“It was a danger on January 6th,” said Raskin, who served on the House select committee that investigated the Jan. 6 Capitol riots, “There are so many curving by-ways and nooks and crannies in the Electoral College that there are opportunities for a lot of strategic mischief.”
The Electoral College was created by the Founding Fathers in the U.S. Constitution; the Electoral Count Act of 1887 has guided practical aspects of how it functions for well over a century.
Changes to the Electoral Count Act were included in the omnibus spending bill that the House and Senate passed last week. Those changes are designed to block some of what then-President Donald Trump and his allies tried to do in an attempt to overturn the results of the 2020 presidential election.

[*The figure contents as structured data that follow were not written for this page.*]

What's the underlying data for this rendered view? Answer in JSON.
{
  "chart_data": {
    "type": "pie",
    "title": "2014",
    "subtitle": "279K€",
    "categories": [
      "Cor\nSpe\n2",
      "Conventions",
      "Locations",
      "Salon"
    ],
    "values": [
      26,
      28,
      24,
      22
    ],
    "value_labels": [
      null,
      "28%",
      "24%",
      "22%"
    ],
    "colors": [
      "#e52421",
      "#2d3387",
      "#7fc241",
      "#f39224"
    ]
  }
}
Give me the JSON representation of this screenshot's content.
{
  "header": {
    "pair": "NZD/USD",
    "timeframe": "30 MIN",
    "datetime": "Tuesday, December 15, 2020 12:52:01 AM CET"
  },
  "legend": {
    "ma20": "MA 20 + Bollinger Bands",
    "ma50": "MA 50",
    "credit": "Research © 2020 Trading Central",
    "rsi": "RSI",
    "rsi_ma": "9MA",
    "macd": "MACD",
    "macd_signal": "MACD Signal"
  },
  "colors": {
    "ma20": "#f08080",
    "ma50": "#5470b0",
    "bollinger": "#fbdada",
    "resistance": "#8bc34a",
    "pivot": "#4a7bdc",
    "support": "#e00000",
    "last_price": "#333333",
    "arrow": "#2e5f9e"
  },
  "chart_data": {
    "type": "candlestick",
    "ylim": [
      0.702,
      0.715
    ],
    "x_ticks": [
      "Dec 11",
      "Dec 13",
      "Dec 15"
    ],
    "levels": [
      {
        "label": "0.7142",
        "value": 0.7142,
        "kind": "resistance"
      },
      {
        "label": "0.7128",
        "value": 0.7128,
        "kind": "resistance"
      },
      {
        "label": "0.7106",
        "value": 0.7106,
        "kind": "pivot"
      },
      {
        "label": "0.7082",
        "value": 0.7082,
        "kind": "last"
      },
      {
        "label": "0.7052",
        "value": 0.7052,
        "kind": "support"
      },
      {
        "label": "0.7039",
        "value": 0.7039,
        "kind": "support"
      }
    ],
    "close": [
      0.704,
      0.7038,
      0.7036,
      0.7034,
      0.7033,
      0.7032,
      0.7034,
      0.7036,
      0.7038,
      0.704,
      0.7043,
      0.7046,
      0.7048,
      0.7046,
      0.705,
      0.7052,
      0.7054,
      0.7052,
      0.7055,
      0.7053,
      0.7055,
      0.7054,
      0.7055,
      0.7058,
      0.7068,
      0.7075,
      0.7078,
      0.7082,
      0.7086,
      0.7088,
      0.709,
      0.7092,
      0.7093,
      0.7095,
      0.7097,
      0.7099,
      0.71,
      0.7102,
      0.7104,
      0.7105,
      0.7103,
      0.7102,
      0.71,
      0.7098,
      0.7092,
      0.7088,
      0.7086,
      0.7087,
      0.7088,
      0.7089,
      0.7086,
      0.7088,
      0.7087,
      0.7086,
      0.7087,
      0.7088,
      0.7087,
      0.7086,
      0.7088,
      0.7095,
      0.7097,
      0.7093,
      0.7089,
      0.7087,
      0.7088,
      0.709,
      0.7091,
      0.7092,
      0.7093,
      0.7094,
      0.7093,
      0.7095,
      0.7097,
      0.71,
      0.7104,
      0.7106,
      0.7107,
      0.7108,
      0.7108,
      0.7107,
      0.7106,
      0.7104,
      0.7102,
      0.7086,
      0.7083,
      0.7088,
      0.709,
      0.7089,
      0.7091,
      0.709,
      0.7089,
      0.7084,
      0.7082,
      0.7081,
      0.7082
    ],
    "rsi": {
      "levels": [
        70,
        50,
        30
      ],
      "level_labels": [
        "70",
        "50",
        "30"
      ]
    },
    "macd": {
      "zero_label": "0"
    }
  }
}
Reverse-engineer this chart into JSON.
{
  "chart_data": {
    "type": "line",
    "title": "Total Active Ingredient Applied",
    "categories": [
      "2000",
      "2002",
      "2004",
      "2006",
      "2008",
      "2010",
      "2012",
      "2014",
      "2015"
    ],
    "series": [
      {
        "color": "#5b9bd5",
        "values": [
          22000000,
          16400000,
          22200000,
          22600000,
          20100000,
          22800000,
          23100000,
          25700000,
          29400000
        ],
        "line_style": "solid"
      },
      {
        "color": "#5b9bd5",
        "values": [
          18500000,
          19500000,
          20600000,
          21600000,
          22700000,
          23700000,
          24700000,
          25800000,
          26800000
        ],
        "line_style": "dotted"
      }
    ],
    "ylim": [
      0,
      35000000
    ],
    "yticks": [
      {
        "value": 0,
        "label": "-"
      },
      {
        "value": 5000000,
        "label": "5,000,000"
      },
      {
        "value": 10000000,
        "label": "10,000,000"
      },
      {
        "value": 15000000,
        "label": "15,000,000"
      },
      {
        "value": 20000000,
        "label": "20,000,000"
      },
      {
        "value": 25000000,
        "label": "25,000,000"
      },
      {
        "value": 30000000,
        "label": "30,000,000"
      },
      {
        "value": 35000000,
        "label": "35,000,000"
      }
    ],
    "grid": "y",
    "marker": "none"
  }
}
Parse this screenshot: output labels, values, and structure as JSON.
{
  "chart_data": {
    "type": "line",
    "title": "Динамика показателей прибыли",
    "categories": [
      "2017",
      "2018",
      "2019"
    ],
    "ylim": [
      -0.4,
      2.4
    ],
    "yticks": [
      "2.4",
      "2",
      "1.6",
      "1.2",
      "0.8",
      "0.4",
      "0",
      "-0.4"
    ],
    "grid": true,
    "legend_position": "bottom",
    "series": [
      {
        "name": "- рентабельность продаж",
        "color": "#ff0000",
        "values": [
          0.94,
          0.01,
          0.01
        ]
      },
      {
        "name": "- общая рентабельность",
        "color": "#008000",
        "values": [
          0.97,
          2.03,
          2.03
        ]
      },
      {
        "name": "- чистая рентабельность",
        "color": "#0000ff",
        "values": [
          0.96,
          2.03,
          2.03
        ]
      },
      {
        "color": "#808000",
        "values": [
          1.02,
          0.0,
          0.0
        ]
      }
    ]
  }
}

Raskin said he backed those reforms, but that they didn’t go far enough.
“I’m for that. That’s the very least we can do and we must do,” he said. “It’s necessary, but it’s not remotely sufficient.”
Trump in 2016 was the most recent candidate to win the presidency despite losing the popular vote; he defeated Democratic candidate Hillary Clinton despite losing by almost 3 million votes. Others to do so were George W. Bush in 2000, Benjamin Harrison in 1888, Rutherford B. Hayes in 1876, and John Quincy Adams in 1824.
Raskin said the Electoral College is one aspect of the American system that has little appeal internationally.
“We spend hundreds of millions of dollars every year exporting American democracy to other countries,” he said to host Margaret Brennan, “and the one thing they never come back to us with is the idea that, oh, that Electoral College thing you have that’s so great. We think we’ll adopt that, too.”